What happend to theta? I don’t see it in N(yh, sigma_h).

And to fully define the model, we need to know what is data and what its shape is (e.g., is y a vector or what?) and what is being estimated as a parameter and what its shape is (I can’t tell here as theta doesn’t actually show up).

You are right. My bad. y|theta ~ N(A*theta, \sigma_theta). y is a VECTOR (I mentioned it several times in my previous posts) . It should make sense now?

You’ll need to help me out by putting this all together. We get a lot of mail and this thread is already ridiculously long.

So one component of p(y, theta) is

p(y, theta) = PRODUCT_n  Normal(y[n] | A * theta, sigma_theta) ...


Now what is A and theta and sigma_theta. Matrix, vector, and scalar perhaps? What are the dimensions?

It’s really difficult for us to put user questions together from guesswork. What looks obvious to someone knee deep in a model isn’t obvious to someone from the outside unless it’s a standard model.

1 Like

Thank you so much for your patience, Dr. Carpenter. I wonder if we could move this on-going discussion into a private conversation?
Regards to your question: A is a matrix defined as follows (nrow = 16, ncol=24):

A = matrix(c(1,1,1,0,0,0,0,0,0,0,0,0,0,0,0,0,0,0,0,0,0,0,0,0,
0,0,0,1,0,0,1,0,0,1,0,0,0,0,0,0,0,0,0,0,0,0,0,0,
0,0,0,1,1,1,0,0,0,0,0,0,0,0,0,0,0,0,0,0,0,0,0,0,
1,0,0,0,0,0,0,0,0,0,1,0,0,0,0,0,0,0,0,0,0,0,0,0,
0,0,0,0,0,0,1,1,1,0,0,0,0,0,0,0,0,0,0,0,0,0,0,0,
0,1,0,0,1,0,0,0,0,0,0,1,0,0,0,0,0,0,0,0,0,0,0,0,
0,0,0,0,0,0,0,0,0,1,1,1,0,0,0,0,0,0,0,0,0,0,0,0,
0,0,1,0,0,1,0,0,1,0,0,0,0,0,0,0,0,0,0,0,0,0,0,0,
0,0,0,0,0,0,0,0,0,0,0,0,1,1,1,0,0,0,0,0,0,0,0,0,
0,0,0,0,0,0,0,0,0,0,0,0,0,0,0,0,0,1,1,0,0,0,1,0,
0,0,0,0,0,0,0,0,0,0,0,0,0,0,0,0,0,0,1,1,1,0,0,0,
0,0,0,0,0,0,0,0,0,0,0,0,1,0,0,1,0,0,0,0,0,1,0,0,
0,0,0,0,0,0,0,0,0,0,0,0,0,1,0,0,1,0,0,1,0,0,0,0,
0,0,0,0,0,0,0,0,0,0,0,0,0,0,0,0,0,0,0,0,0,1,1,1,
0,0,0,0,0,0,0,0,0,0,0,0,0,0,0,1,1,1,0,0,0,0,0,0,
0,0,0,0,0,0,0,0,0,0,0,0,0,0,1,0,0,0,0,0,1,0,0,1),
nrow, ncol, byrow= TRUE);


sigma_theta = sigma*I where I = identity column vector with size nrow x 1 = 16x1,` and sigma is some positive constant (choose anything, really).

I am really sorry for your poor experience with my question. But I indeed addressed all the components that you asked in multiple times above, when other users also asked me about them. I thought you would read them, but my apology for making that assumption. Please let me know if this is good enough for you to lend a hand on helping me implement the code?

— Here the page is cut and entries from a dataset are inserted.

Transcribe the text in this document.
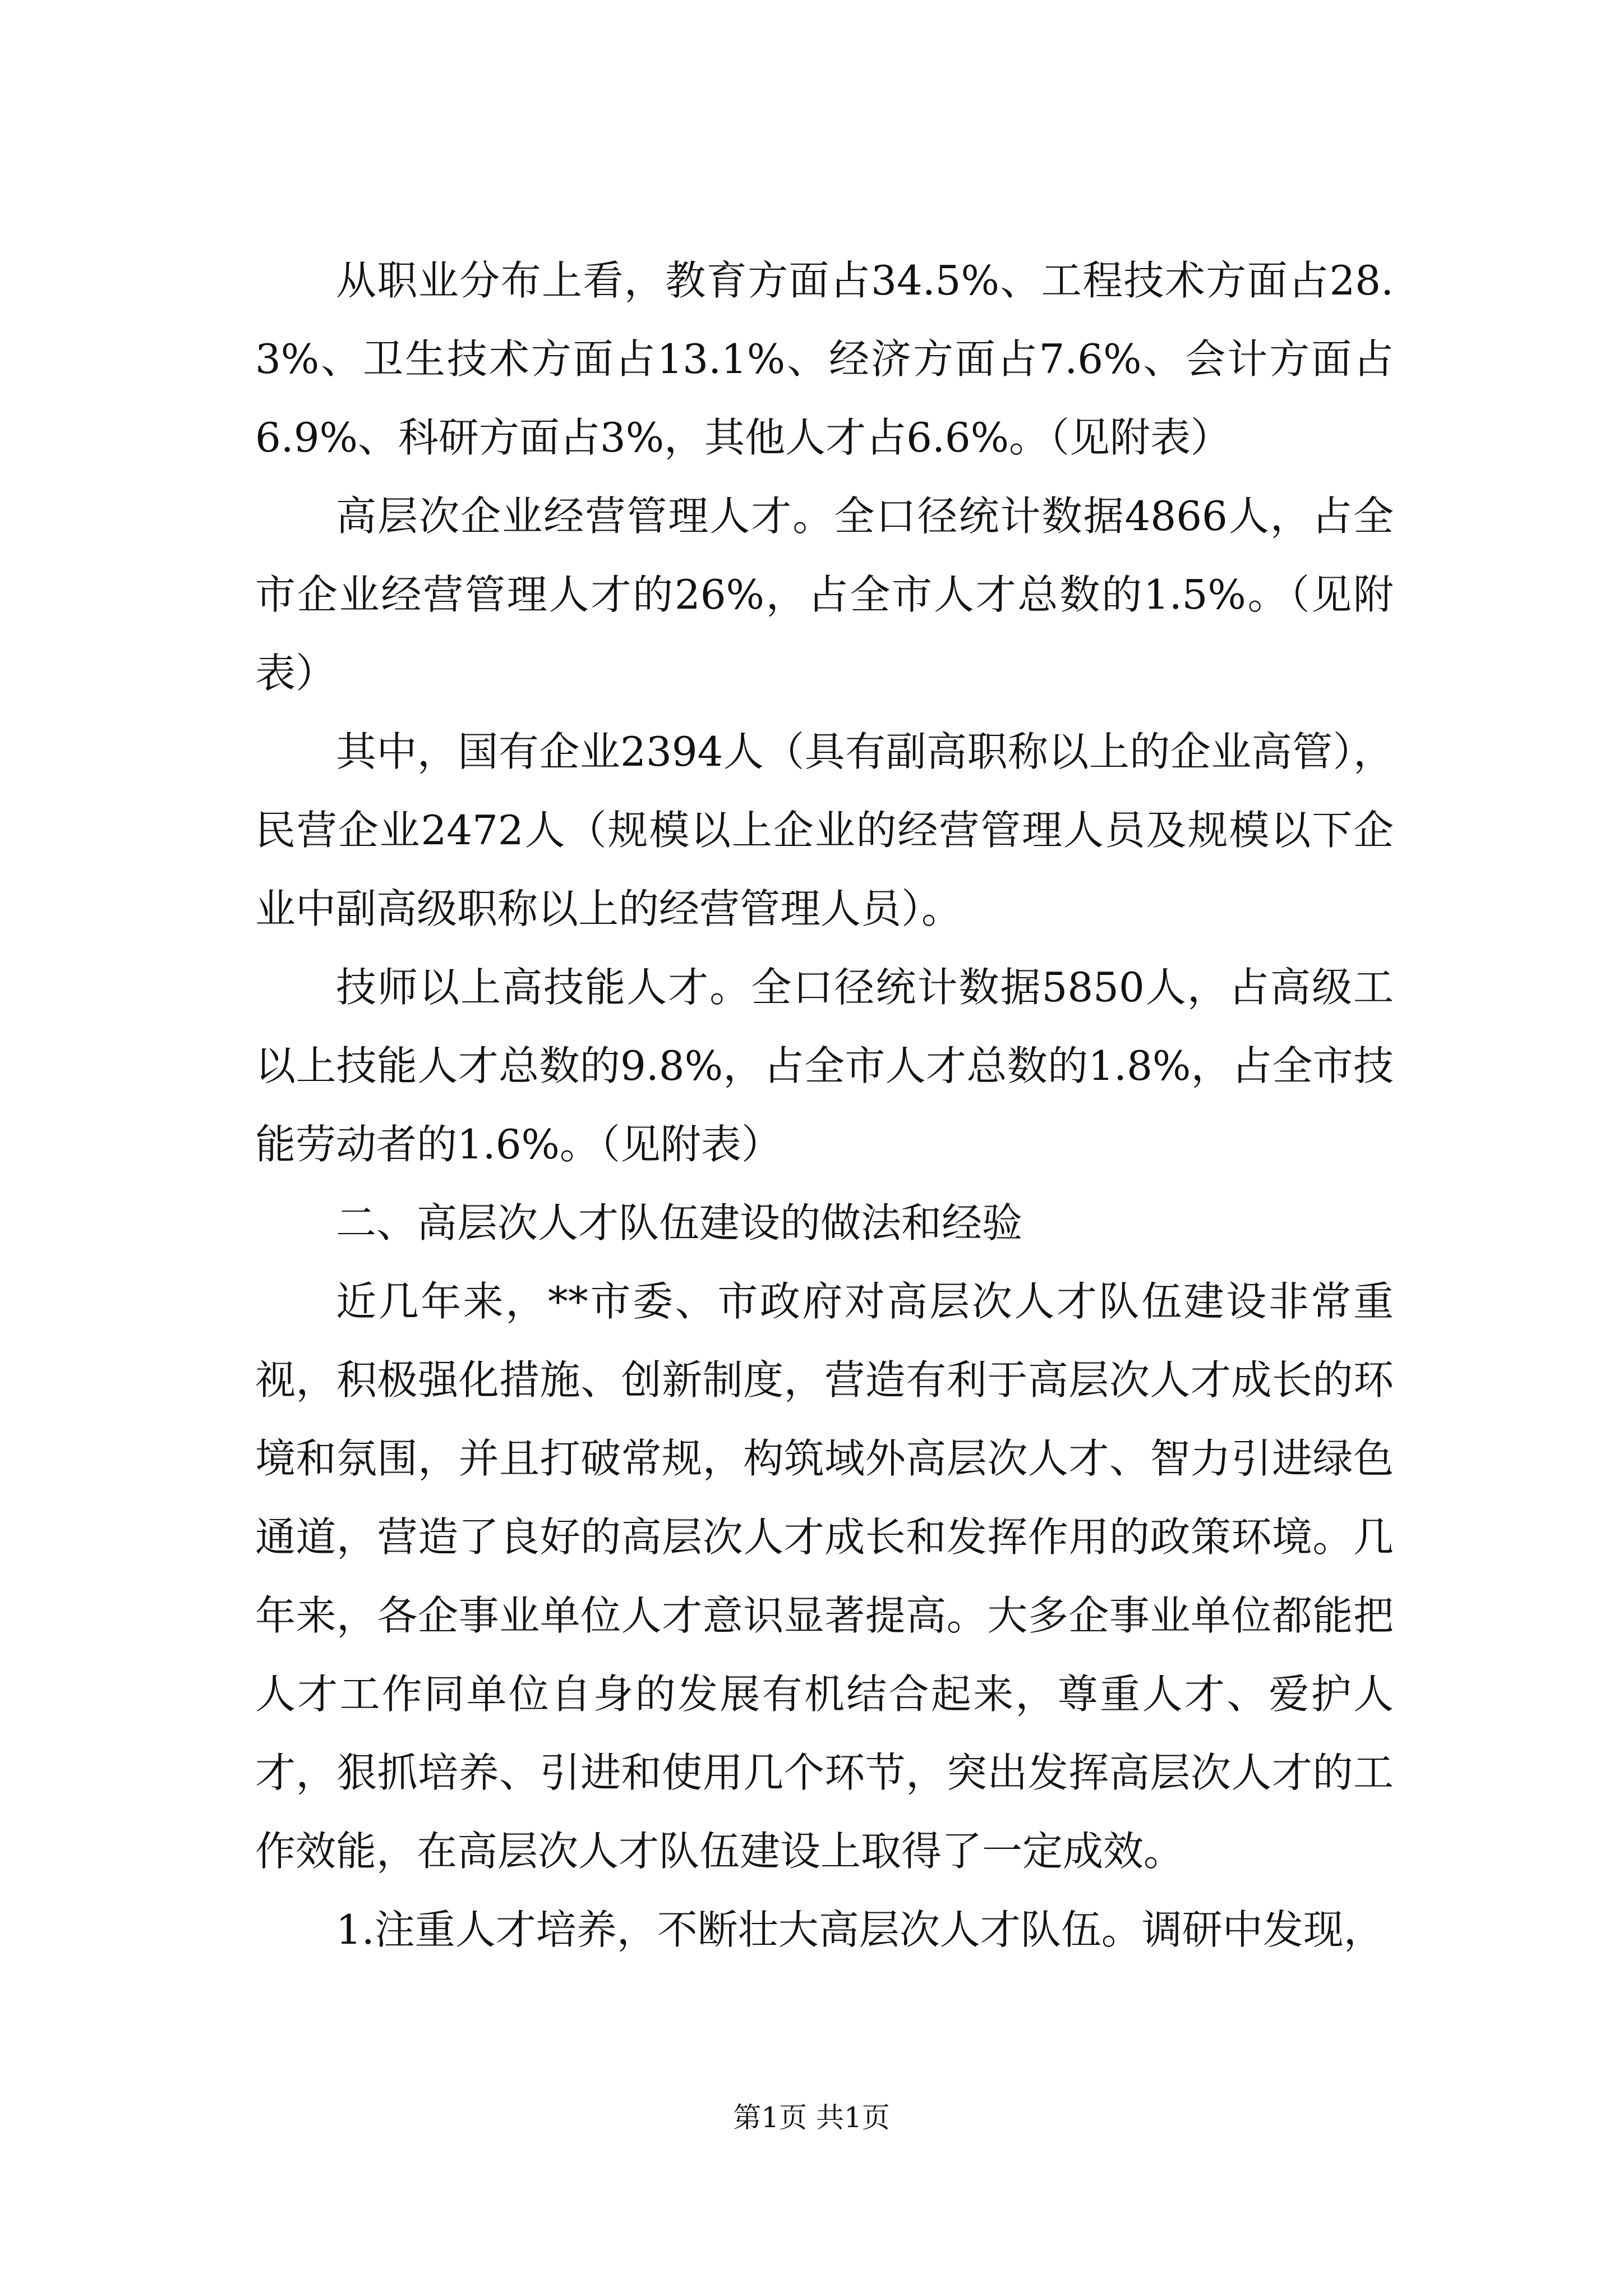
从职业分布上看，教育方面占34.5%、工程技术方面占28.3%、卫生技术方面占13.1%、经济方面占7.6%、会计方面占6.9%、科研方面占3%，其他人才占6.6%。（见附表）

高层次企业经营管理人才。全口径统计数据4866人，占全市企业经营管理人才的26%，占全市人才总数的1.5%。（见附表）

其中，国有企业2394人（具有副高职称以上的企业高管），民营企业2472人（规模以上企业的经营管理人员及规模以下企业中副高级职称以上的经营管理人员）。

技师以上高技能人才。全口径统计数据5850人，占高级工以上技能人才总数的9.8%，占全市人才总数的1.8%，占全市技能劳动者的1.6%。（见附表）

二、高层次人才队伍建设的做法和经验

近几年来，**市委、市政府对高层次人才队伍建设非常重视，积极强化措施、创新制度，营造有利于高层次人才成长的环境和氛围，并且打破常规，构筑域外高层次人才、智力引进绿色通道，营造了良好的高层次人才成长和发挥作用的政策环境。几年来，各企事业单位人才意识显著提高。大多企事业单位都能把人才工作同单位自身的发展有机结合起来，尊重人才、爱护人才，狠抓培养、引进和使用几个环节，突出发挥高层次人才的工作效能，在高层次人才队伍建设上取得了一定成效。

1.注重人才培养，不断壮大高层次人才队伍。调研中发现，

第1页 共1页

No, I don’t want to move this private.

What I’m asking for is a single post that defines the density with all of the components so I don’t have to work back through the 35 posts in this thread piecing it together like a puzzle.

What I need is

• density function defined as a function of the parameters and data
• sizes and shapes for all variables
• distinction between which variables are data (known) and which are parameters (unknown)

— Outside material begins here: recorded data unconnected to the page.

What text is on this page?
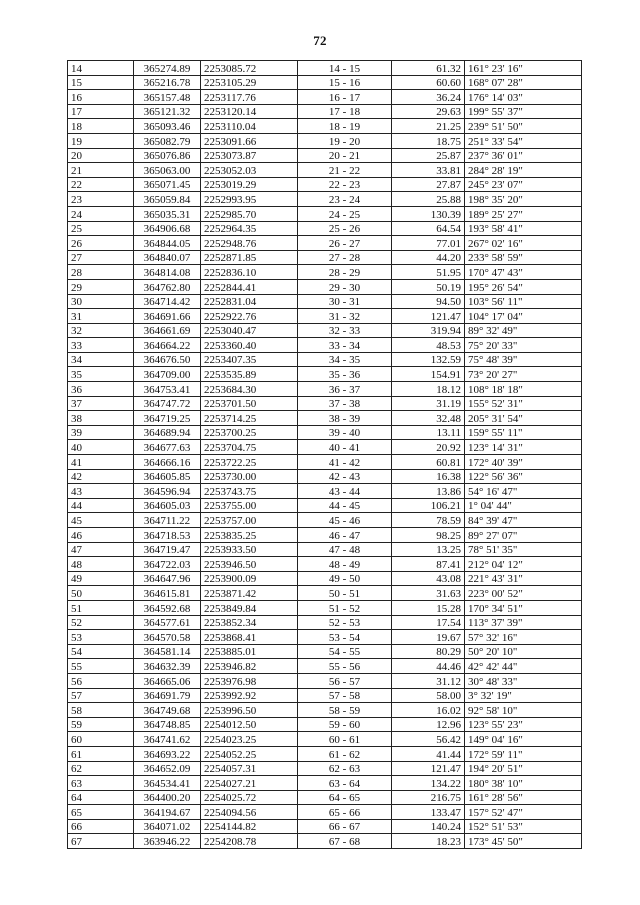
72
14	365274.89	2253085.72	14 - 15	61.32	161° 23' 16"
15	365216.78	2253105.29	15 - 16	60.60	168° 07' 28"
16	365157.48	2253117.76	16 - 17	36.24	176° 14' 03"
17	365121.32	2253120.14	17 - 18	29.63	199° 55' 37"
18	365093.46	2253110.04	18 - 19	21.25	239° 51' 50"
19	365082.79	2253091.66	19 - 20	18.75	251° 33' 54"
20	365076.86	2253073.87	20 - 21	25.87	237° 36' 01"
21	365063.00	2253052.03	21 - 22	33.81	284° 28' 19"
22	365071.45	2253019.29	22 - 23	27.87	245° 23' 07"
23	365059.84	2252993.95	23 - 24	25.88	198° 35' 20"
24	365035.31	2252985.70	24 - 25	130.39	189° 25' 27"
25	364906.68	2252964.35	25 - 26	64.54	193° 58' 41"
26	364844.05	2252948.76	26 - 27	77.01	267° 02' 16"
27	364840.07	2252871.85	27 - 28	44.20	233° 58' 59"
28	364814.08	2252836.10	28 - 29	51.95	170° 47' 43"
29	364762.80	2252844.41	29 - 30	50.19	195° 26' 54"
30	364714.42	2252831.04	30 - 31	94.50	103° 56' 11"
31	364691.66	2252922.76	31 - 32	121.47	104° 17' 04"
32	364661.69	2253040.47	32 - 33	319.94	89° 32' 49"
33	364664.22	2253360.40	33 - 34	48.53	75° 20' 33"
34	364676.50	2253407.35	34 - 35	132.59	75° 48' 39"
35	364709.00	2253535.89	35 - 36	154.91	73° 20' 27"
36	364753.41	2253684.30	36 - 37	18.12	108° 18' 18"
37	364747.72	2253701.50	37 - 38	31.19	155° 52' 31"
38	364719.25	2253714.25	38 - 39	32.48	205° 31' 54"
39	364689.94	2253700.25	39 - 40	13.11	159° 55' 11"
40	364677.63	2253704.75	40 - 41	20.92	123° 14' 31"
41	364666.16	2253722.25	41 - 42	60.81	172° 40' 39"
42	364605.85	2253730.00	42 - 43	16.38	122° 56' 36"
43	364596.94	2253743.75	43 - 44	13.86	54° 16' 47"
44	364605.03	2253755.00	44 - 45	106.21	1° 04' 44"
45	364711.22	2253757.00	45 - 46	78.59	84° 39' 47"
46	364718.53	2253835.25	46 - 47	98.25	89° 27' 07"
47	364719.47	2253933.50	47 - 48	13.25	78° 51' 35"
48	364722.03	2253946.50	48 - 49	87.41	212° 04' 12"
49	364647.96	2253900.09	49 - 50	43.08	221° 43' 31"
50	364615.81	2253871.42	50 - 51	31.63	223° 00' 52"
51	364592.68	2253849.84	51 - 52	15.28	170° 34' 51"
52	364577.61	2253852.34	52 - 53	17.54	113° 37' 39"
53	364570.58	2253868.41	53 - 54	19.67	57° 32' 16"
54	364581.14	2253885.01	54 - 55	80.29	50° 20' 10"
55	364632.39	2253946.82	55 - 56	44.46	42° 42' 44"
56	364665.06	2253976.98	56 - 57	31.12	30° 48' 33"
57	364691.79	2253992.92	57 - 58	58.00	3° 32' 19"
58	364749.68	2253996.50	58 - 59	16.02	92° 58' 10"
59	364748.85	2254012.50	59 - 60	12.96	123° 55' 23"
60	364741.62	2254023.25	60 - 61	56.42	149° 04' 16"
61	364693.22	2254052.25	61 - 62	41.44	172° 59' 11"
62	364652.09	2254057.31	62 - 63	121.47	194° 20' 51"
63	364534.41	2254027.21	63 - 64	134.22	180° 38' 10"
64	364400.20	2254025.72	64 - 65	216.75	161° 28' 56"
65	364194.67	2254094.56	65 - 66	133.47	157° 52' 47"
66	364071.02	2254144.82	66 - 67	140.24	152° 51' 53"
67	363946.22	2254208.78	67 - 68	18.23	173° 45' 50"
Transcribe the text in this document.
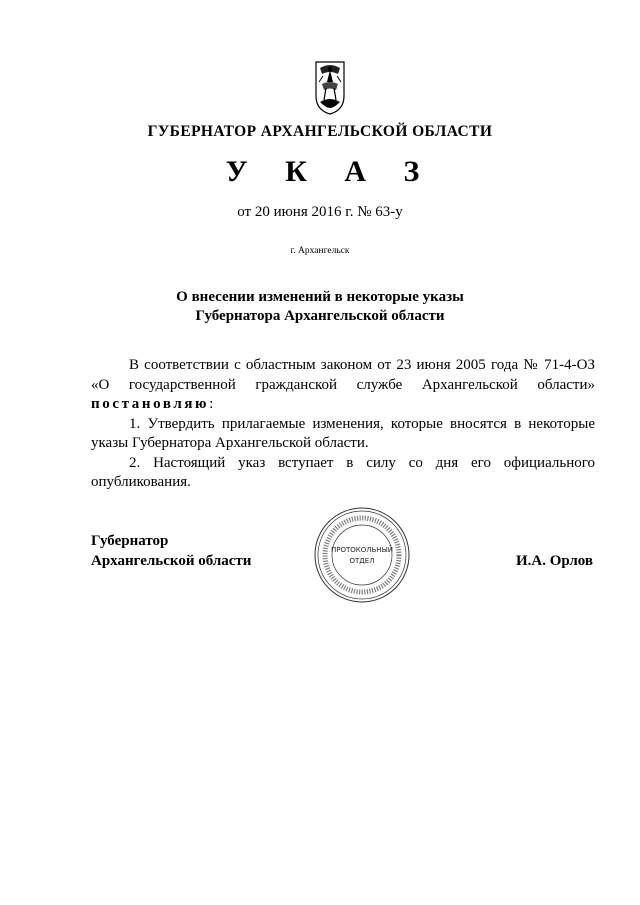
ГУБЕРНАТОР АРХАНГЕЛЬСКОЙ ОБЛАСТИ
У К А З
от 20 июня 2016 г. № 63-у
г. Архангельск
О внесении изменений в некоторые указы
Губернатора Архангельской области

В соответствии с областным законом от 23 июня 2005 года № 71-4-ОЗ «О государственной гражданской службе Архангельской области» постановляю:

1. Утвердить прилагаемые изменения, которые вносятся в некоторые указы Губернатора Архангельской области.

2. Настоящий указ вступает в силу со дня его официального опубликования.

Губернатор
Архангельской области
ПРОТОКОЛЬНЫЙ
ОТДЕЛ	И.А. Орлов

From that, I can write a Stan program in no time at all. Without that, it’s guesswork.

Sure. I would create another thread, and tag you now. What do you meant with “shape of all variables?” I know they are column vectors, but that’s about all I could say regards to this question.

Yes, that’s what I mean by shape — scalar, vector, matrix, etc.

I am waiting for your help here Sir: A hard modeling problem using Bayesian inference.